It's fair to say that naturally occurring hot springs take on all sorts of forms when they reach the surface in Australia, and you shouldn't be too surprised to find any particular body of water to be a hot one. There are the artificial baths of Lightening Ridge like concrete sink-holes, there are the deep slow rivers of Mataranka hidden under a rainforest canopy, and the warm waterfalls and ponds formed from the fine dense rock-covering roots of a palm tree forest on the Gibb River Road.
However we were somewhat incredulous to the point of disbelief to spot a large painted sign in Innot claiming that nearby Nettle Creek ran with hot water, and once upon a time people bathed naked all along its route. A hot creek? You're lucky to find water at all in most of Australia's creeks, and hot water creek sounded as likely as finding a kitchen with extra taps for white wine and vegetable stock (which, I must say, would be very handy).
Nettle Creek looked like any other: thin, shallow, meandering, not perceptively moving - and barely a thin trickle making it to the low bridge. The occasional bird was taking a sip from the waters edge, and the bank was flush with vegetation. No steam rose, no bathers frolicked. The creek had obviously been wider and deeper at some point in time, and all that was peculiar about it was the bed: rather than the usual furrowed mud and dust, this creek consisted of tiny smooth stones and large gritty lumps of sand.
We went down, dubious, crunching over the stoney sand. I felt rather silly standing by this tiny flow of water, slipping off a shoe to gently dip my toe into the water - looking for all the world as if I was afraid it might be too cold, or too wet.
My toe was luxiouriously hot! I dipped the whole of my foot in and stood on the bottom, and placed my other foot in alongside. I yelped in surprise as I found the water by my second foot to be absolutely scalding, far hotter than anything we'd come across thus far. Wading around, the creek was usually merely incredibly warm, but it was best to test with a tentative toe instead of just dashing through. Cooler than scalding some parts may have been, but it was all fabulously hot.
As it was getting late we booked into the campsite running alongside the creek. A fairly basic affair as far as camping was concerned (there's a field, find a spot), they had instead set themselves up as a 'Health & Leisure Park' and invested in creating swimming pools and a bath house into which they pumped the scalding hot water from the creek. Each pool in the bath house was allowed to cool to different temperatures, allowing you to pick the perfect temperature or for the refreshing feeling of descending from hot baths to cold, and the claustrophobic sensation of taking each pool hotter in turn until you are perfectly poached and dangerously light headed.
170km from Cairns along the Kennedy Highway, part of the Savannah Way.
Free parking by the Spring - look for the painted sign.

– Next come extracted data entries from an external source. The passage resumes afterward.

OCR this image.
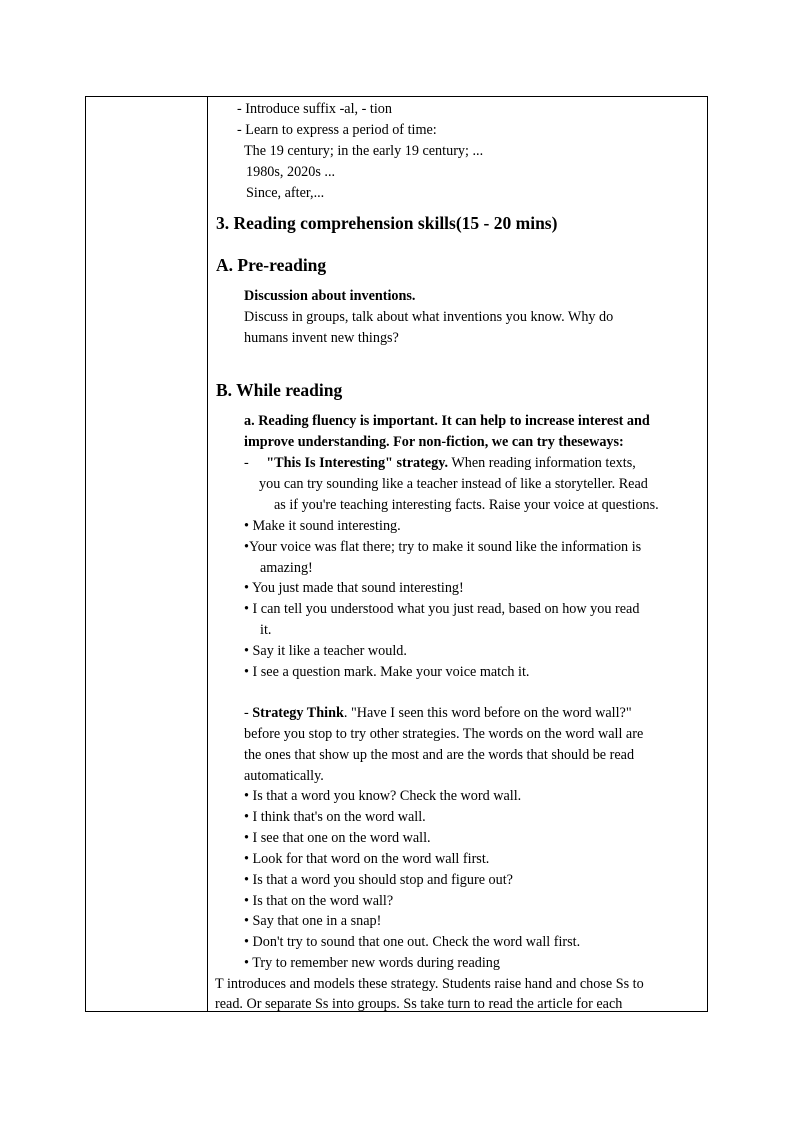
- Introduce suffix -al, - tion
- Learn to express a period of time:
The 19 century; in the early 19 century; ...
1980s, 2020s ...
Since, after,...
3. Reading comprehension skills(15 - 20 mins)
A. Pre-reading
Discussion about inventions.
Discuss in groups, talk about what inventions you know. Why do
humans invent new things?
B. While reading
a. Reading fluency is important. It can help to increase interest and
improve understanding. For non-fiction, we can try theseways:
- "This Is Interesting" strategy. When reading information texts,
you can try sounding like a teacher instead of like a storyteller. Read
as if you're teaching interesting facts. Raise your voice at questions.
• Make it sound interesting.
•Your voice was flat there; try to make it sound like the information is
amazing!
• You just made that sound interesting!
• I can tell you understood what you just read, based on how you read
it.
• Say it like a teacher would.
• I see a question mark. Make your voice match it.
- Strategy Think. "Have I seen this word before on the word wall?"
before you stop to try other strategies. The words on the word wall are
the ones that show up the most and are the words that should be read
automatically.
• Is that a word you know? Check the word wall.
• I think that's on the word wall.
• I see that one on the word wall.
• Look for that word on the word wall first.
• Is that a word you should stop and figure out?
• Is that on the word wall?
• Say that one in a snap!
• Don't try to sound that one out. Check the word wall first.
• Try to remember new words during reading
T introduces and models these strategy. Students raise hand and chose Ss to
read. Or separate Ss into groups. Ss take turn to read the article for each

Use of the Hot Spring is free.
Next morning we tackled the natural creek properly, and in those early hours it was steaming magnificently. We got in, having to dig a hollow in the creek bed with our hands to make it deep enough to immerse ourselves completely. The effect was like being in a sauna: pore cleansing, sweating out the impurities to be washed away by the gentle flow of the creek. The water is exhaustingly hot, but out here in the creek you're mostly in the open air, and a cool breeze on your upper body will stop you getting light headed, allowing you to rest your limbs in the soothing water, washing away the aches and pains of the day.
In spots we could see air bubbles rising to the surface as the water either arrived boiling or bought gases from the depths. At any rate those points were quite painful to tread in, being the source itself, which seems to be spread over numerous spots up and down the creek. A little further upstream from the road you'll find the creek is absolutely ice cold - you can practically put one foot in each extreme temperature zone.

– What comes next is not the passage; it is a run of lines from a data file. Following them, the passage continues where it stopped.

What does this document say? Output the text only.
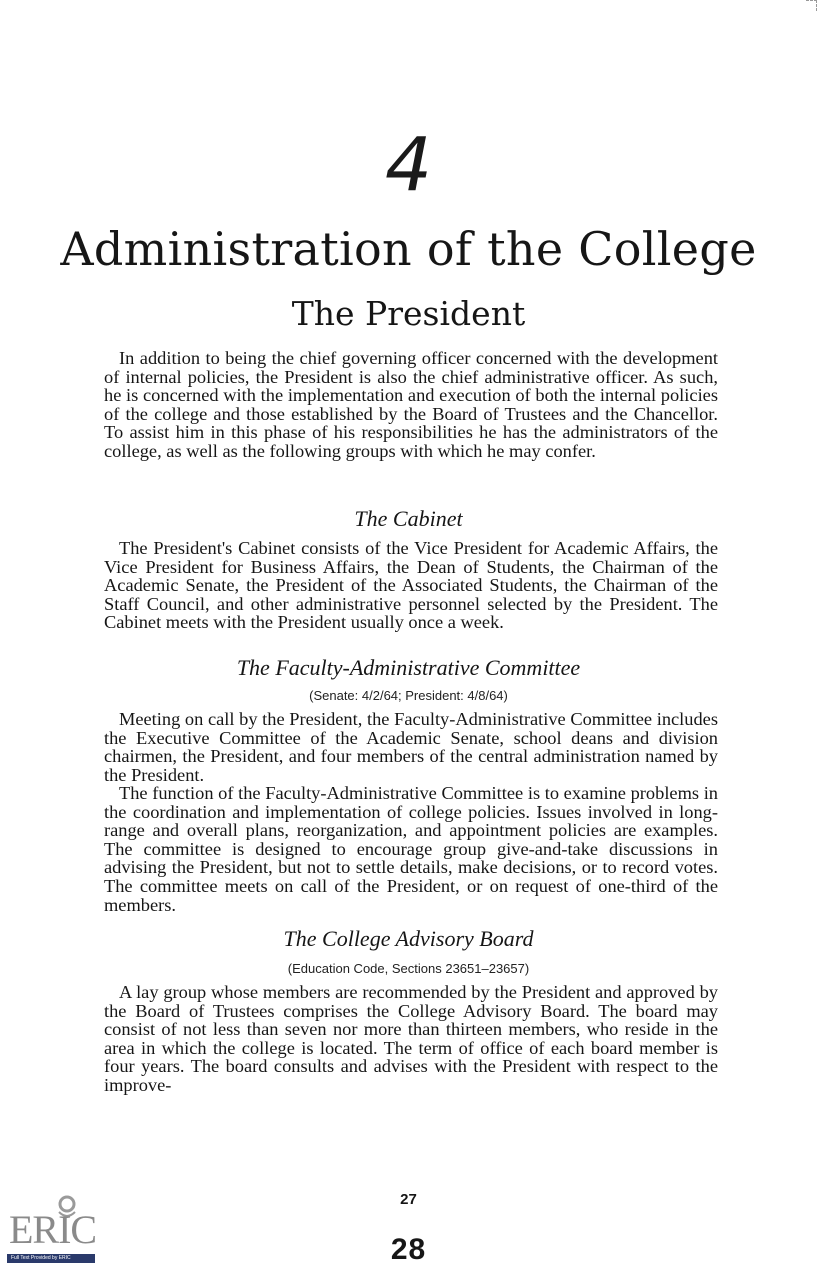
4
Administration of the College
The President

In addition to being the chief governing officer concerned with the development of internal policies, the President is also the chief administrative officer. As such, he is concerned with the implementation and execution of both the internal policies of the college and those established by the Board of Trustees and the Chancellor. To assist him in this phase of his responsibilities he has the administrators of the college, as well as the following groups with which he may confer.

The Cabinet

The President's Cabinet consists of the Vice President for Academic Affairs, the Vice President for Business Affairs, the Dean of Students, the Chairman of the Academic Senate, the President of the Associated Students, the Chairman of the Staff Council, and other administrative personnel selected by the President. The Cabinet meets with the President usually once a week.

The Faculty-Administrative Committee
(Senate: 4/2/64; President: 4/8/64)

Meeting on call by the President, the Faculty-Administrative Committee includes the Executive Committee of the Academic Senate, school deans and division chairmen, the President, and four members of the central administration named by the President.

The function of the Faculty-Administrative Committee is to examine problems in the coordination and implementation of college policies. Issues involved in long-range and overall plans, reorganization, and appointment policies are examples. The committee is designed to encourage group give-and-take discussions in advising the President, but not to settle details, make decisions, or to record votes. The committee meets on call of the President, or on request of one-third of the members.

The College Advisory Board
(Education Code, Sections 23651–23657)

A lay group whose members are recommended by the President and approved by the Board of Trustees comprises the College Advisory Board. The board may consist of not less than seven nor more than thirteen members, who reside in the area in which the college is located. The term of office of each board member is four years. The board consults and advises with the President with respect to the improve-

27
28
ERIC
Full Text Provided by ERIC
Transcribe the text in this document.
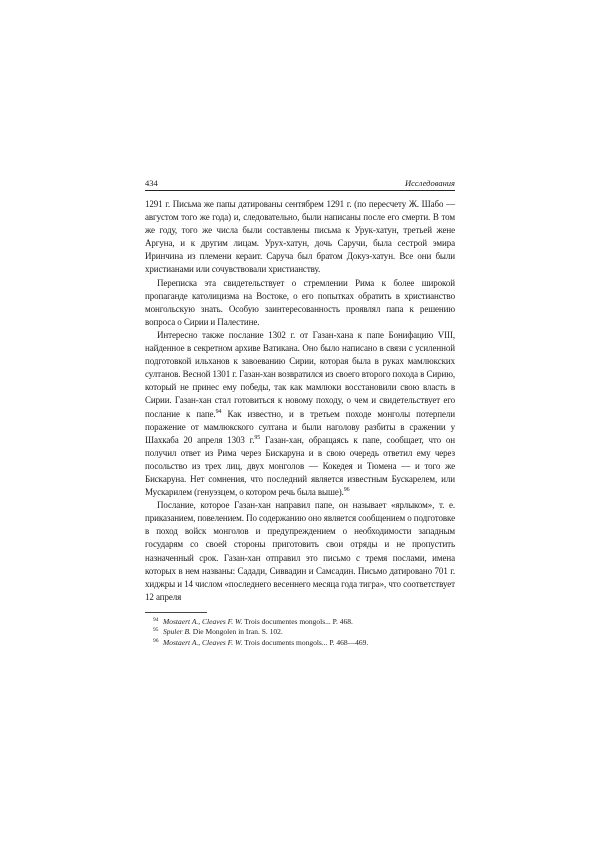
434	Исследования

1291 г. Письма же папы датированы сентябрем 1291 г. (по пересчету Ж. Шабо — августом того же года) и, следовательно, были написаны после его смерти. В том же году, того же числа были составлены письма к Урук-хатун, третьей жене Аргуна, и к другим лицам. Урух-хатун, дочь Саручи, была сестрой эмира Иринчина из племени кераит. Саруча был братом Докуз-хатун. Все они были христианами или сочувствовали христианству.

Переписка эта свидетельствует о стремлении Рима к более широкой пропаганде католицизма на Востоке, о его попытках обратить в христианство монгольскую знать. Особую заинтересованность проявлял папа к решению вопроса о Сирии и Палестине.

Интересно также послание 1302 г. от Газан-хана к папе Бонифацию VIII, найденное в секретном архиве Ватикана. Оно было написано в связи с усиленной подготовкой ильханов к завоеванию Сирии, которая была в руках мамлюкских султанов. Весной 1301 г. Газан-хан возвратился из своего второго похода в Сирию, который не принес ему победы, так как мамлюки восстановили свою власть в Сирии. Газан-хан стал готовиться к новому походу, о чем и свидетельствует его послание к папе.$^{94}$ Как известно, и в третьем походе монголы потерпели поражение от мамлюкского султана и были наголову разбиты в сражении у Шахкаба 20 апреля 1303 г.$^{95}$ Газан-хан, обращаясь к папе, сообщает, что он получил ответ из Рима через Бискаруна и в свою очередь ответил ему через посольство из трех лиц, двух монголов — Кокедея и Тюмена — и того же Бискаруна. Нет сомнения, что последний является известным Бускарелем, или Мускарилем (генуэзцем, о котором речь была выше).$^{96}$

Послание, которое Газан-хан направил папе, он называет «ярлыком», т. е. приказанием, повелением. По содержанию оно является сообщением о подготовке в поход войск монголов и предупреждением о необходимости западным государям со своей стороны приготовить свои отряды и не пропустить назначенный срок. Газан-хан отправил это письмо с тремя послами, имена которых в нем названы: Садади, Сиввадин и Самсадин. Письмо датировано 701 г. хиджры и 14 числом «последнего весеннего месяца года тигра», что соответствует 12 апреля

94 Mostaert A., Cleaves F. W. Trois documentes mongols... P. 468.
95 Spuler B. Die Mongolen in Iran. S. 102.
96 Mostaert A., Cleaves F. W. Trois documents mongols... P. 468—469.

Near this area - where Nettle Creek is at it's deepest - you'll spot an inlet pipe which the camp pumps up hot water. The camp uses the hot spring for all of its water needs - indeed their shower block warns you not to waste too much cold water, as once the cooled supply has been exhausted it runs hot! I foolishly decided to shampoo my hair, but the water was hot before I'd begun. It was far too painful to stand under the shower, so I miserably splashed scalding handfuls at my searing scalp until the soap was clear.
All of which seems to explain why the level of the creek is so much lower than depicted in the giant painted sign with the frolicking bathers.